Hacker News new | ask | show | jobs
by datenwolf 2090 days ago
> GPU is a very consistent device.

You'd think that, but I found all GPUs I'm using here to exhibit multimodal distribution of execution times in the FFT (this is for the cuFFT codepath). The GTX980 (not shown in the plot) and the Titan-X even have very prominent outliers. This is a figure that's going to be in the paper I'm currently writing:

https://dl.datenwolf.net/gpu_oct_benchmark_plots.pdf

I'm comparing the OCT processing execution times (with HOT caches, mind you) between a Titan-X and a GTX1080. The difference also shows up very prominently when looking at the kernel scheduling order as reported by NVPP.

1 comments

I use the averaged data of 1000 merged launches and then average the end result over a number of runs. Merging FFT calls is actually the way how I use VkFFT in Vulkan Spirit (with some other shaders between), so this benchmark is fairly close to the real life application use case. My benchmark most likely averages out multimodal distribution effects by design.
The OCT data we process comes in at about 4GSamples/s and my benchmark is for ~5ms of capture data, in the considered dataset 1D-FFT with a length of 2048 points and a block size of 128. It is not a synthetic benchmark, I'm measuring the real life application behavior here (and to eliminate the runtime behavior effects of the other parts I can flip a flag skipping over the DAQ codepath, working on allocated, but uninitialized buffers).
Small FFTs like 2048 only utilize one SM and the way they are given to the GPU may produce some fluctuations. It also depends on the way your code works. Synchronizations are also more impactful in this case. Do you launch a big grid that consists of multiple samples combined in a matrix or you launch each sample separately?
I'm aware of all of that. And yes, we're very synchronization dependent. However we also spent a lot of time tinkering with the launch parameter and properly interleaving all synchronization events and fences due to our demands on achieving low latency.

Find our original publication here: https://doi.org/10.1364/BOE.5.002963

Since then we improved on that. For the resampling and complex tonemapping we determined empirically that a grid of 128 threads, each processing a whole line achieves the best throughput; there's a 2D parameter space of possible launch configurations and we brute force the whole thing (so far I didn't benchmark the RTX20xx and RTX30xx GPUs, but it was consistent between the GTX690 to GTX1080).

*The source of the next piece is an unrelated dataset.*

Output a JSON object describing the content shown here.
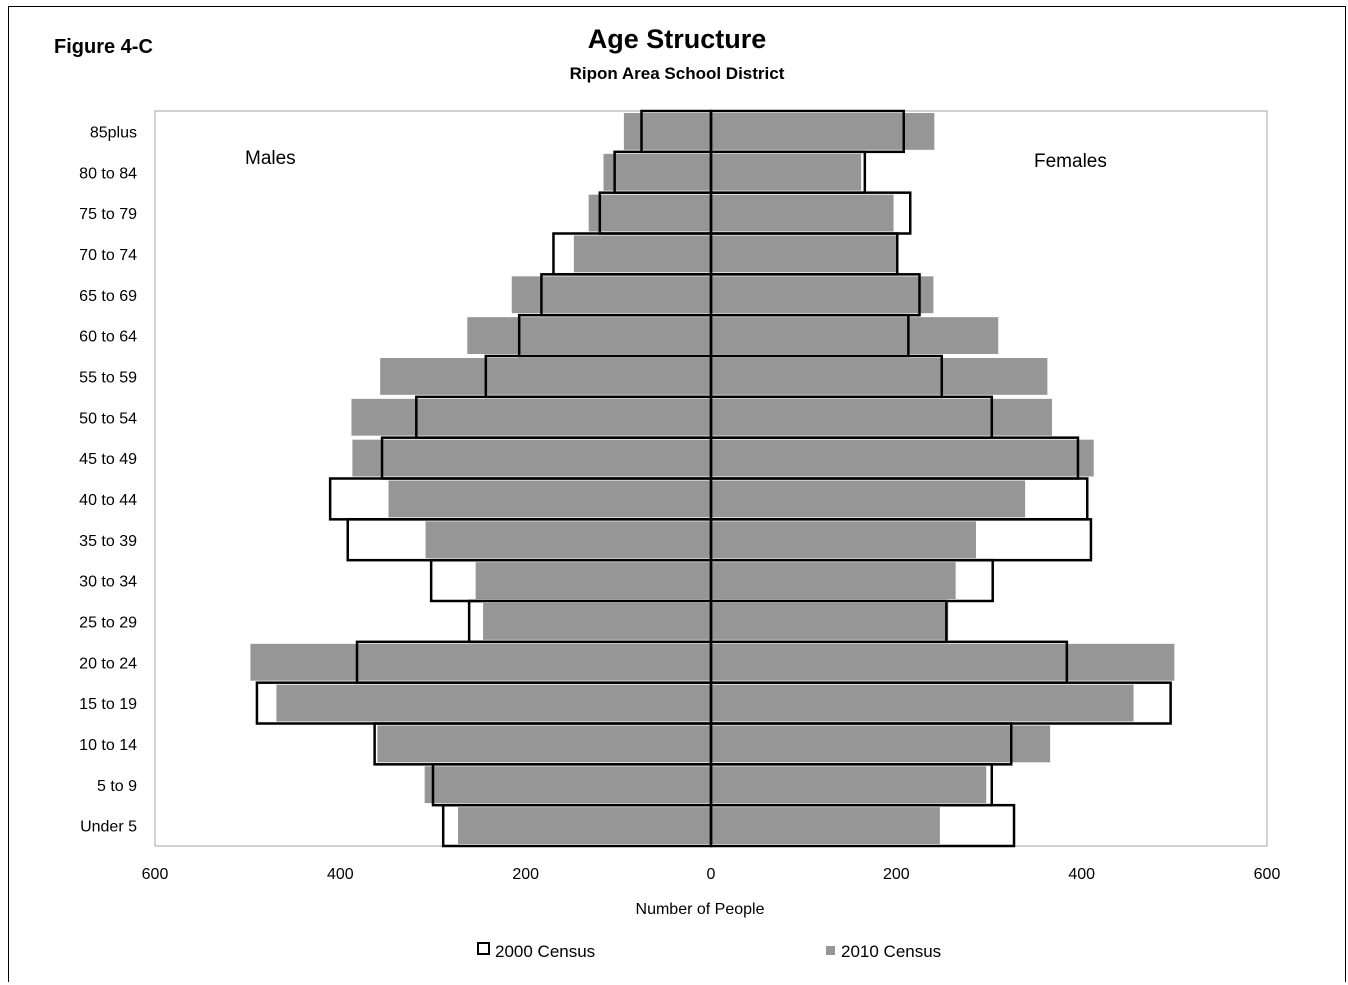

The FFT plan is what cufftPlan1d is producing for a single axis transform over a 2D array, usually 2048 point FFT, but with up to 4096 lines (well, technically whatever the maximum dimension for 3D textures is).

> Do you launch a big grid that consists of multiple samples combined in a matrix

Of course!

> or you launch each sample separately?

Of course not, that'd be stupid.

Well, most likely I won't be able to help explaining the fluctuation easily then, as you have spent a lot of time on it already. It would be cool to try VkFFT in this usage scenario at some pont in the future though - it also can do 1D FFTs of grouped in matrix sequences.
As I already mentioned over at https://www.reddit.com/r/vulkan/comments/i2ivzh/new_vulkan_f... I'm going to do that. And will let you know how it goes.
Please check out cuFFTDx - you may be able to fuse parts of your pipeline on-chip.
If it's multimodal, then averaging it out is the wrong thing to do. A histogram would be more appropriate to display the different modes.